Sobrevivió a una guerra en España, otra en Francia y a cinco años en los campos de concentración
Etxahun nunca perdió la curiosidad con la historia. Quizá ese pasado oscuro de los relatos de su tío-abuelo fueron el factor que le impulsaría a querer saber más, a conocer el pasado y terminar por graduarse como historiador. Aquellas conversaciones, aquellas cintas de cassete escondían, de alguna manera, una parte de historia a la que ahora ha dado forma, añadiendo contexto y cronología, en la obra Bilbao en Mauthausen. Memorias de supervivencia de un deportado vasco (Ediciones Crítica). Sobrevivió a una guerra en España, otra en Francia y a cinco años en los campos de concentración de los nazis. “Fue por puro azar”, dijo siempre él.
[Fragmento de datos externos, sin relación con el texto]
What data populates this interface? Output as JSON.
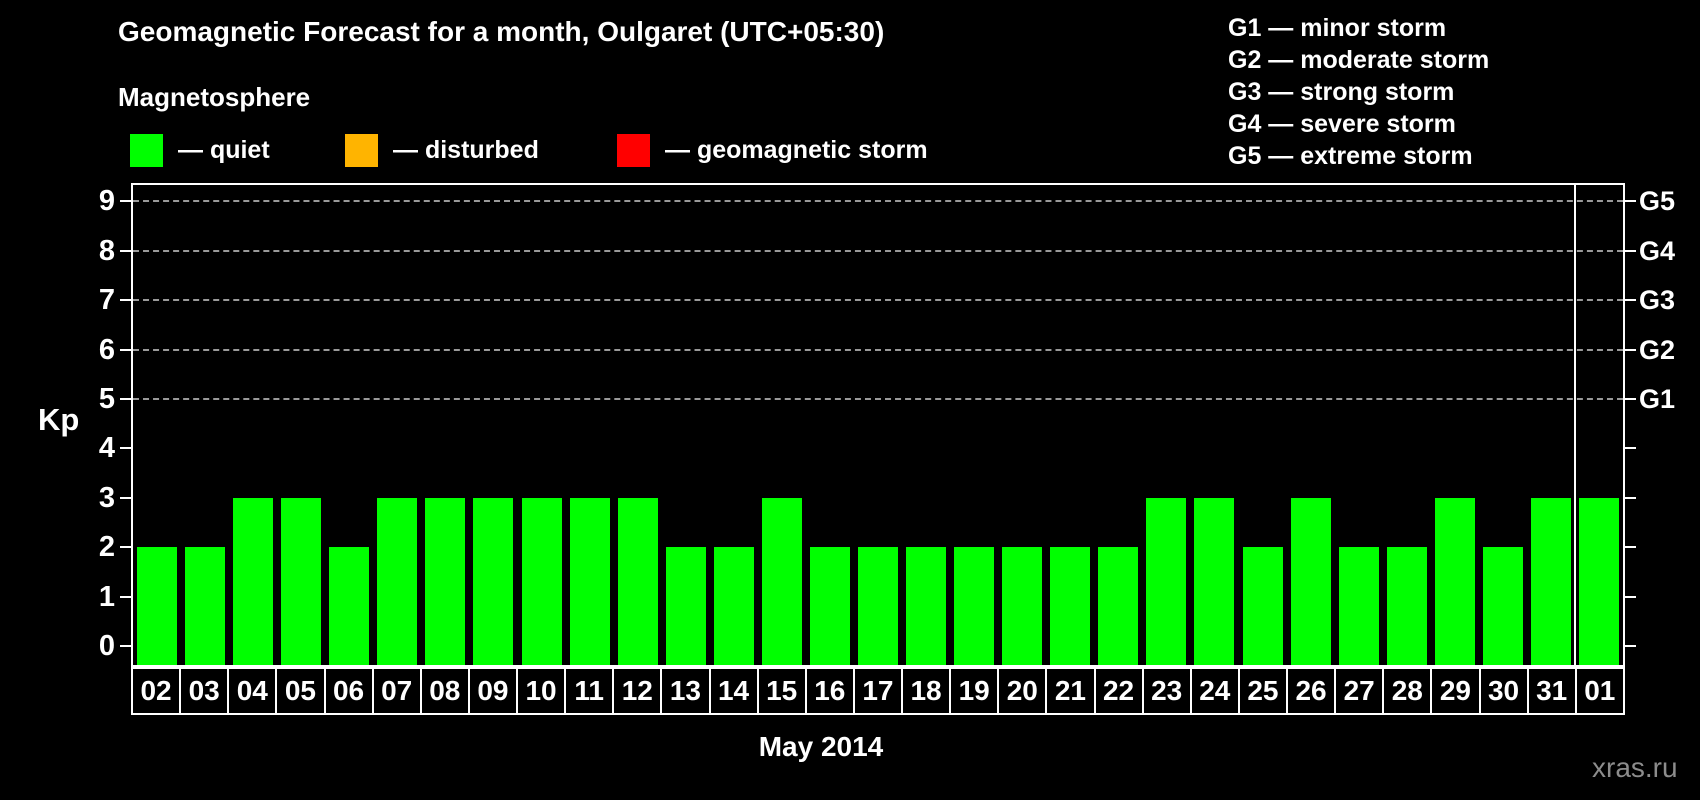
{
  "header": {
    "title": "Geomagnetic Forecast for a month, Oulgaret (UTC+05:30)"
  },
  "magnetosphere_legend": {
    "heading": "Magnetosphere",
    "items": [
      {
        "name": "quiet",
        "label": "— quiet",
        "color": "#00ff00"
      },
      {
        "name": "disturbed",
        "label": "— disturbed",
        "color": "#ffb400"
      },
      {
        "name": "geomagnetic-storm",
        "label": "— geomagnetic storm",
        "color": "#ff0000"
      }
    ]
  },
  "storm_scale_legend": {
    "lines": [
      "G1 — minor storm",
      "G2 — moderate storm",
      "G3 — strong storm",
      "G4 — severe storm",
      "G5 — extreme storm"
    ]
  },
  "chart_data": {
    "type": "bar",
    "title": "Geomagnetic Forecast for a month, Oulgaret (UTC+05:30)",
    "ylabel": "Kp",
    "xlabel": "May 2014",
    "categories": [
      "02",
      "03",
      "04",
      "05",
      "06",
      "07",
      "08",
      "09",
      "10",
      "11",
      "12",
      "13",
      "14",
      "15",
      "16",
      "17",
      "18",
      "19",
      "20",
      "21",
      "22",
      "23",
      "24",
      "25",
      "26",
      "27",
      "28",
      "29",
      "30",
      "31",
      "01"
    ],
    "values": [
      2,
      2,
      3,
      3,
      2,
      3,
      3,
      3,
      3,
      3,
      3,
      2,
      2,
      3,
      2,
      2,
      2,
      2,
      2,
      2,
      2,
      3,
      3,
      2,
      3,
      2,
      2,
      3,
      2,
      3,
      3
    ],
    "bar_color": "#00ff00",
    "ylim": [
      0,
      9
    ],
    "yticks_left": [
      0,
      1,
      2,
      3,
      4,
      5,
      6,
      7,
      8,
      9
    ],
    "yticks_right_labels": [
      {
        "value": 5,
        "label": "G1"
      },
      {
        "value": 6,
        "label": "G2"
      },
      {
        "value": 7,
        "label": "G3"
      },
      {
        "value": 8,
        "label": "G4"
      },
      {
        "value": 9,
        "label": "G5"
      }
    ],
    "gridlines_at": [
      5,
      6,
      7,
      8,
      9
    ],
    "grid_style": "dashed",
    "legend_position": "top-left",
    "month_separator_after_category": "31"
  },
  "footer": {
    "month_label": "May 2014",
    "watermark": "xras.ru"
  }
}
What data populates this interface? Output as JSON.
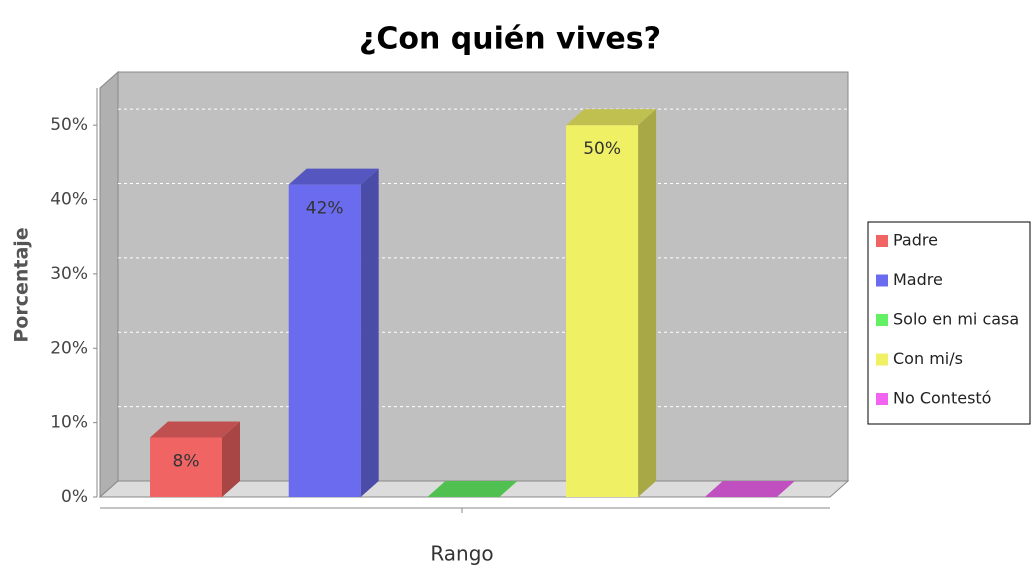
{
  "chart_data": {
    "type": "bar3d",
    "title": "¿Con quién vives?",
    "x_label": "Rango",
    "y_label": "Porcentaje",
    "categories": [
      null
    ],
    "series": [
      {
        "name": "Padre",
        "color": "#f06464",
        "values": [
          8
        ],
        "value_labels": [
          "8%"
        ]
      },
      {
        "name": "Madre",
        "color": "#6b6bf0",
        "values": [
          42
        ],
        "value_labels": [
          "42%"
        ]
      },
      {
        "name": "Solo en mi casa",
        "color": "#64f064",
        "values": [
          0
        ]
      },
      {
        "name": "Con mi/s",
        "color": "#f0f064",
        "values": [
          50
        ],
        "value_labels": [
          "50%"
        ]
      },
      {
        "name": "No Contestó",
        "color": "#f064f0",
        "values": [
          0
        ]
      }
    ],
    "ylim": [
      0,
      55
    ],
    "yticks": [
      {
        "value": 0,
        "label": "0%"
      },
      {
        "value": 10,
        "label": "10%"
      },
      {
        "value": 20,
        "label": "20%"
      },
      {
        "value": 30,
        "label": "30%"
      },
      {
        "value": 40,
        "label": "40%"
      },
      {
        "value": 50,
        "label": "50%"
      }
    ],
    "grid": true,
    "legend": "right"
  }
}
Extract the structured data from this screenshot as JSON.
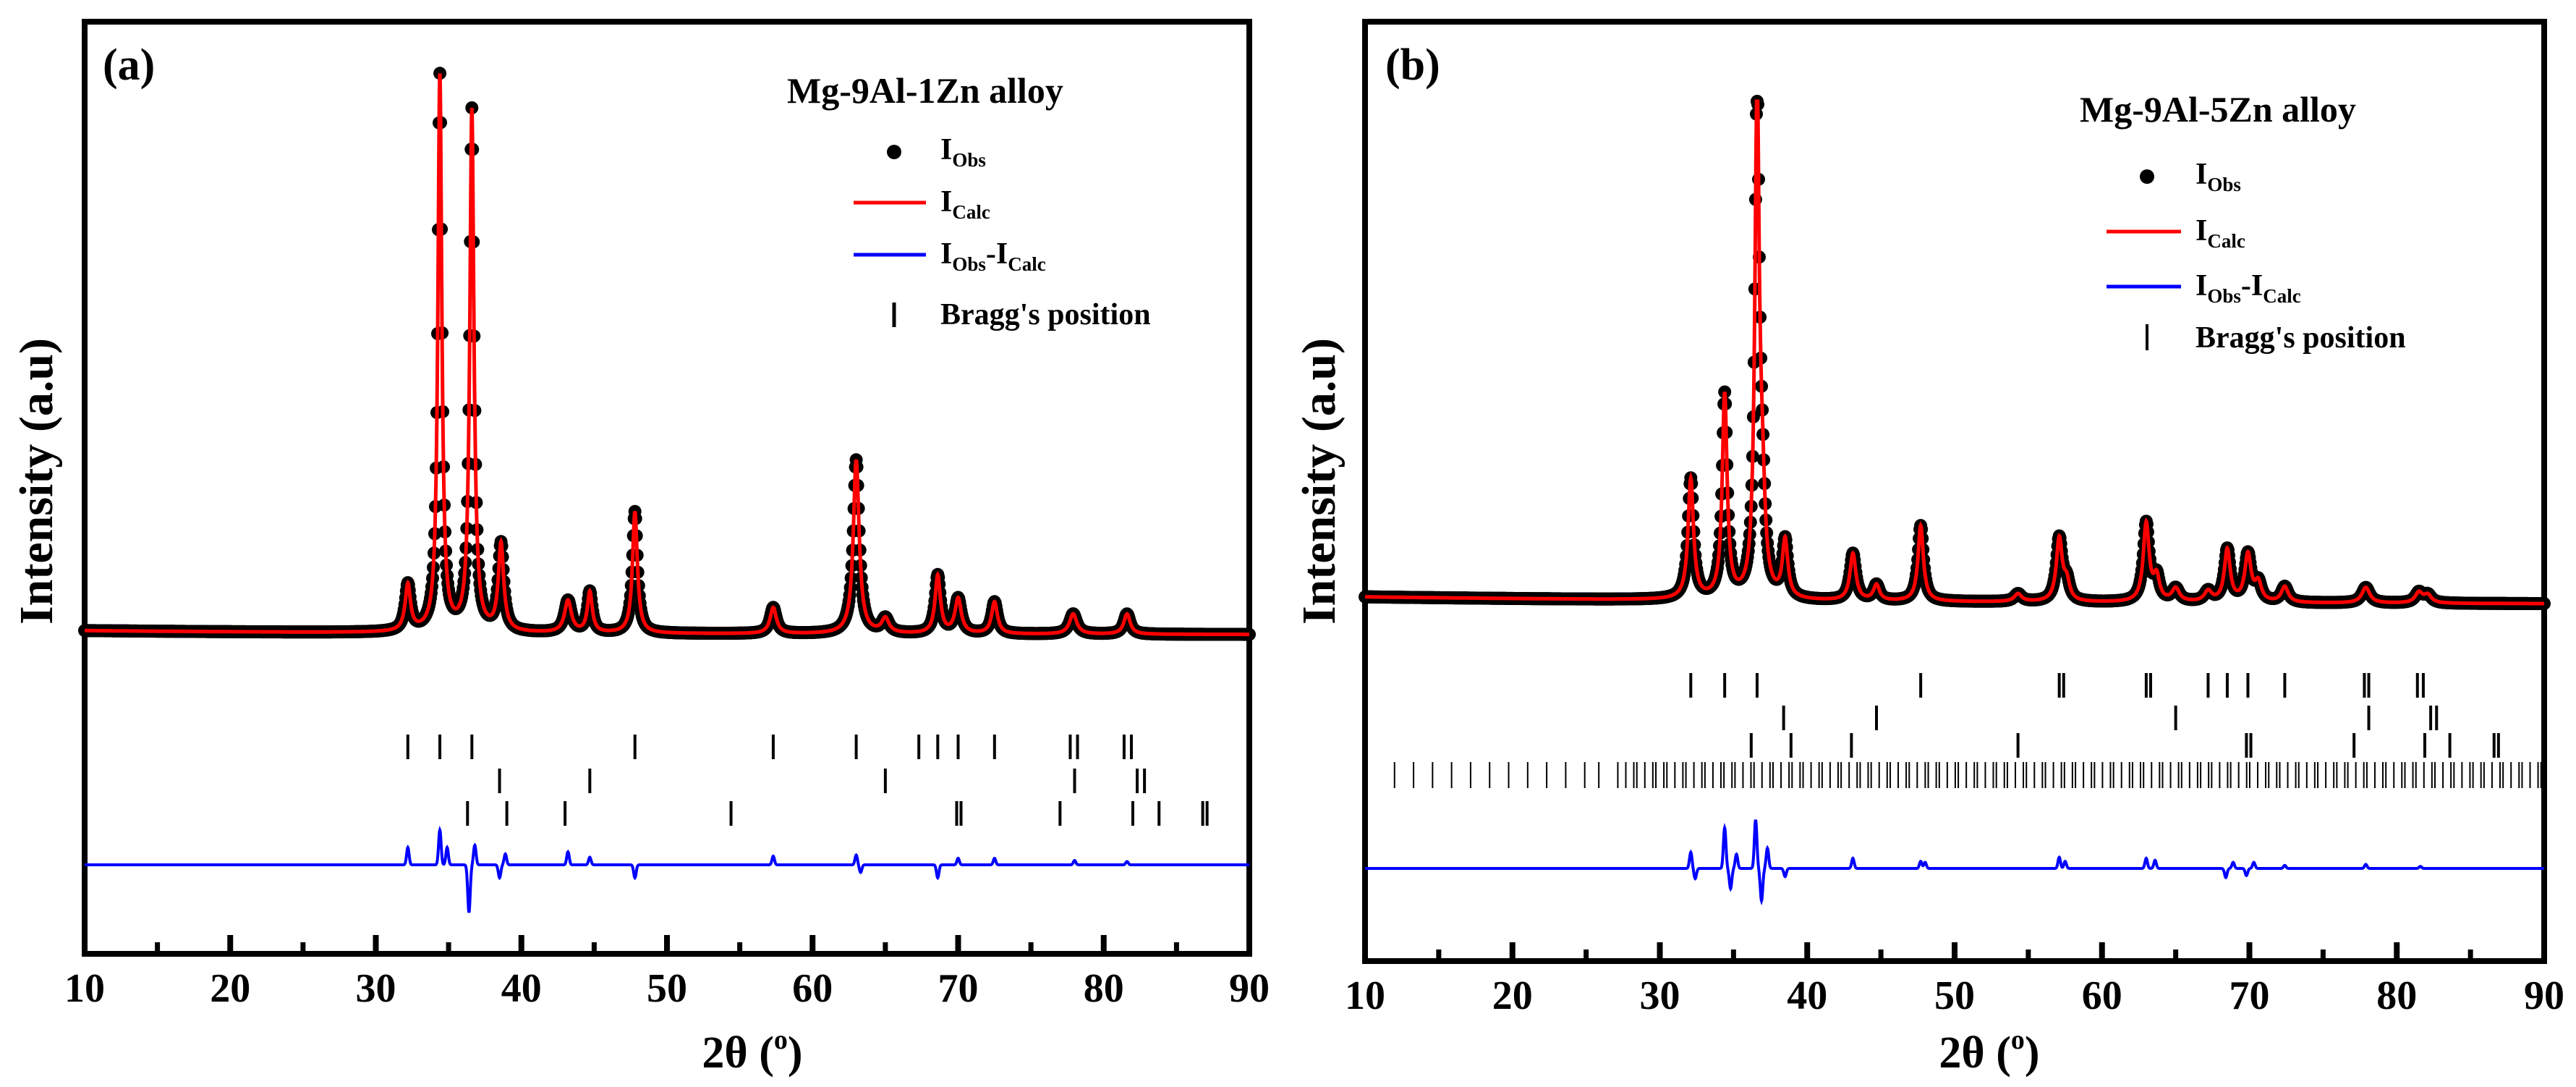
{
  "chart_data": [
    {
      "type": "line",
      "panel_label": "(a)",
      "title": "Mg-9Al-1Zn alloy",
      "xlabel_main": "2θ (",
      "xlabel_sup": "o",
      "xlabel_end": ")",
      "ylabel": "Intensity (a.u)",
      "xlim": [
        10,
        90
      ],
      "x_ticks": [
        10,
        20,
        30,
        40,
        50,
        60,
        70,
        80,
        90
      ],
      "x_minor_ticks": [
        15,
        25,
        35,
        45,
        55,
        65,
        75,
        85
      ],
      "legend": [
        {
          "kind": "dot",
          "color": "#000000",
          "main": "I",
          "sub": "Obs",
          "main2": "",
          "sub2": ""
        },
        {
          "kind": "line",
          "color": "#ff0000",
          "main": "I",
          "sub": "Calc",
          "main2": "",
          "sub2": ""
        },
        {
          "kind": "line",
          "color": "#0000ff",
          "main": "I",
          "sub": "Obs",
          "main2": "-I",
          "sub2": "Calc"
        },
        {
          "kind": "bar",
          "color": "#000000",
          "main": "Bragg's position",
          "sub": "",
          "main2": "",
          "sub2": ""
        }
      ],
      "baseline": {
        "start": 0.42,
        "end": 0.35,
        "decay": 28
      },
      "peaks": [
        {
          "x": 32.2,
          "h": 0.8,
          "w": 0.22
        },
        {
          "x": 34.4,
          "h": 9.6,
          "w": 0.16
        },
        {
          "x": 36.6,
          "h": 9.0,
          "w": 0.17
        },
        {
          "x": 38.6,
          "h": 1.5,
          "w": 0.22
        },
        {
          "x": 43.2,
          "h": 0.55,
          "w": 0.28
        },
        {
          "x": 44.7,
          "h": 0.7,
          "w": 0.2
        },
        {
          "x": 47.8,
          "h": 2.1,
          "w": 0.2
        },
        {
          "x": 57.3,
          "h": 0.45,
          "w": 0.26
        },
        {
          "x": 63.0,
          "h": 3.0,
          "w": 0.24
        },
        {
          "x": 65.0,
          "h": 0.25,
          "w": 0.3
        },
        {
          "x": 68.6,
          "h": 1.0,
          "w": 0.22
        },
        {
          "x": 70.0,
          "h": 0.6,
          "w": 0.26
        },
        {
          "x": 72.5,
          "h": 0.55,
          "w": 0.24
        },
        {
          "x": 77.9,
          "h": 0.35,
          "w": 0.3
        },
        {
          "x": 81.6,
          "h": 0.35,
          "w": 0.26
        }
      ],
      "bragg_rows": [
        [
          32.2,
          34.4,
          36.6,
          47.8,
          57.3,
          63.0,
          67.3,
          68.6,
          70.0,
          72.5,
          77.7,
          78.2,
          81.4,
          81.9
        ],
        [
          38.5,
          44.7,
          65.0,
          78.0,
          82.3,
          82.8
        ],
        [
          36.3,
          39.0,
          43.0,
          54.4,
          69.9,
          70.2,
          77.0,
          82.0,
          83.8,
          86.8,
          87.1
        ]
      ],
      "diff_features": [
        {
          "x": 32.2,
          "a": 0.8
        },
        {
          "x": 34.4,
          "a": 1.6
        },
        {
          "x": 34.9,
          "a": 0.8
        },
        {
          "x": 36.4,
          "a": -2.2
        },
        {
          "x": 36.8,
          "a": 0.9
        },
        {
          "x": 38.5,
          "a": -0.6
        },
        {
          "x": 38.9,
          "a": 0.5
        },
        {
          "x": 43.2,
          "a": 0.6
        },
        {
          "x": 44.7,
          "a": 0.35
        },
        {
          "x": 47.8,
          "a": -0.6
        },
        {
          "x": 57.3,
          "a": 0.4
        },
        {
          "x": 63.0,
          "a": 0.45
        },
        {
          "x": 63.3,
          "a": -0.35
        },
        {
          "x": 68.6,
          "a": -0.6
        },
        {
          "x": 70.0,
          "a": 0.3
        },
        {
          "x": 72.5,
          "a": 0.3
        },
        {
          "x": 78.0,
          "a": 0.2
        },
        {
          "x": 81.6,
          "a": 0.15
        }
      ]
    },
    {
      "type": "line",
      "panel_label": "(b)",
      "title": "Mg-9Al-5Zn alloy",
      "xlabel_main": "2θ (",
      "xlabel_sup": "o",
      "xlabel_end": ")",
      "ylabel": "Intensity (a.u)",
      "xlim": [
        10,
        90
      ],
      "x_ticks": [
        10,
        20,
        30,
        40,
        50,
        60,
        70,
        80,
        90
      ],
      "x_minor_ticks": [
        15,
        25,
        35,
        45,
        55,
        65,
        75,
        85
      ],
      "legend": [
        {
          "kind": "dot",
          "color": "#000000",
          "main": "I",
          "sub": "Obs",
          "main2": "",
          "sub2": ""
        },
        {
          "kind": "line",
          "color": "#ff0000",
          "main": "I",
          "sub": "Calc",
          "main2": "",
          "sub2": ""
        },
        {
          "kind": "line",
          "color": "#0000ff",
          "main": "I",
          "sub": "Obs",
          "main2": "-I",
          "sub2": "Calc"
        },
        {
          "kind": "bar",
          "color": "#000000",
          "main": "Bragg's position",
          "sub": "",
          "main2": "",
          "sub2": ""
        }
      ],
      "baseline": {
        "start": 0.35,
        "end": 0.2,
        "decay": 40
      },
      "peaks": [
        {
          "x": 32.1,
          "h": 2.3,
          "w": 0.22
        },
        {
          "x": 34.4,
          "h": 3.9,
          "w": 0.2
        },
        {
          "x": 36.6,
          "h": 9.6,
          "w": 0.18
        },
        {
          "x": 36.95,
          "h": 1.6,
          "w": 0.22
        },
        {
          "x": 38.5,
          "h": 1.1,
          "w": 0.22
        },
        {
          "x": 43.1,
          "h": 0.9,
          "w": 0.24
        },
        {
          "x": 44.7,
          "h": 0.3,
          "w": 0.24
        },
        {
          "x": 47.7,
          "h": 1.45,
          "w": 0.22
        },
        {
          "x": 54.3,
          "h": 0.15,
          "w": 0.3
        },
        {
          "x": 57.1,
          "h": 1.2,
          "w": 0.24
        },
        {
          "x": 57.6,
          "h": 0.35,
          "w": 0.24
        },
        {
          "x": 63.0,
          "h": 1.5,
          "w": 0.24
        },
        {
          "x": 63.7,
          "h": 0.45,
          "w": 0.24
        },
        {
          "x": 65.0,
          "h": 0.25,
          "w": 0.3
        },
        {
          "x": 67.2,
          "h": 0.2,
          "w": 0.3
        },
        {
          "x": 68.5,
          "h": 1.0,
          "w": 0.24
        },
        {
          "x": 69.9,
          "h": 0.9,
          "w": 0.26
        },
        {
          "x": 70.6,
          "h": 0.35,
          "w": 0.26
        },
        {
          "x": 72.4,
          "h": 0.3,
          "w": 0.28
        },
        {
          "x": 77.9,
          "h": 0.3,
          "w": 0.32
        },
        {
          "x": 81.5,
          "h": 0.2,
          "w": 0.3
        },
        {
          "x": 82.1,
          "h": 0.15,
          "w": 0.3
        }
      ],
      "bragg_rows": [
        [
          32.1,
          34.4,
          36.6,
          47.7,
          57.1,
          57.4,
          63.0,
          63.3,
          67.2,
          68.5,
          69.9,
          72.4,
          77.8,
          78.1,
          81.4,
          81.8
        ],
        [
          38.4,
          44.7,
          65.0,
          78.1,
          82.3,
          82.7
        ],
        [
          36.2,
          38.9,
          43.0,
          54.3,
          69.8,
          70.1,
          77.1,
          81.9,
          83.6,
          86.6,
          86.9
        ]
      ],
      "dense_row": {
        "start": 12.0,
        "end": 89.8,
        "step": 0.42
      },
      "diff_features": [
        {
          "x": 32.1,
          "a": 0.8
        },
        {
          "x": 32.4,
          "a": -0.5
        },
        {
          "x": 34.4,
          "a": 2.0
        },
        {
          "x": 34.8,
          "a": -1.0
        },
        {
          "x": 35.2,
          "a": 0.7
        },
        {
          "x": 36.5,
          "a": 2.4
        },
        {
          "x": 36.9,
          "a": -1.6
        },
        {
          "x": 37.3,
          "a": 1.0
        },
        {
          "x": 38.5,
          "a": -0.4
        },
        {
          "x": 43.1,
          "a": 0.5
        },
        {
          "x": 47.7,
          "a": 0.35
        },
        {
          "x": 48.0,
          "a": 0.3
        },
        {
          "x": 57.1,
          "a": 0.55
        },
        {
          "x": 57.5,
          "a": 0.35
        },
        {
          "x": 63.0,
          "a": 0.5
        },
        {
          "x": 63.6,
          "a": 0.4
        },
        {
          "x": 68.4,
          "a": -0.45
        },
        {
          "x": 68.9,
          "a": 0.3
        },
        {
          "x": 69.8,
          "a": -0.35
        },
        {
          "x": 70.3,
          "a": 0.3
        },
        {
          "x": 72.4,
          "a": 0.15
        },
        {
          "x": 77.9,
          "a": 0.2
        },
        {
          "x": 81.6,
          "a": 0.1
        }
      ]
    }
  ]
}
Un viaje vital terrible que no hizo solo. Entre los muchos españoles que terminaron en este y otros campos de concentración, Marcelino conoció a José María Aguirre. A la salida de Mauthausen lo acogió en su casa en Francia, donde Marcelino terminaría enamorándose de su hermana, Mercedes, con la que tendría dos hijas. Su familia fue su verdadero pilar junto a la otra ‘familia’, la de los deportados republicanos. Ambos le permitieron seguir adelante. “No se puede pensar que los dos se salvaron por haberse curtido en una infancia dura. En Mauthausen todos los prisioneros que entraban tenían que morir, no era algo que estuviera condicionado a la conducta, por eso decían que la fortuna jugó un papel fundamental en su caso”, subraya Galparsoro.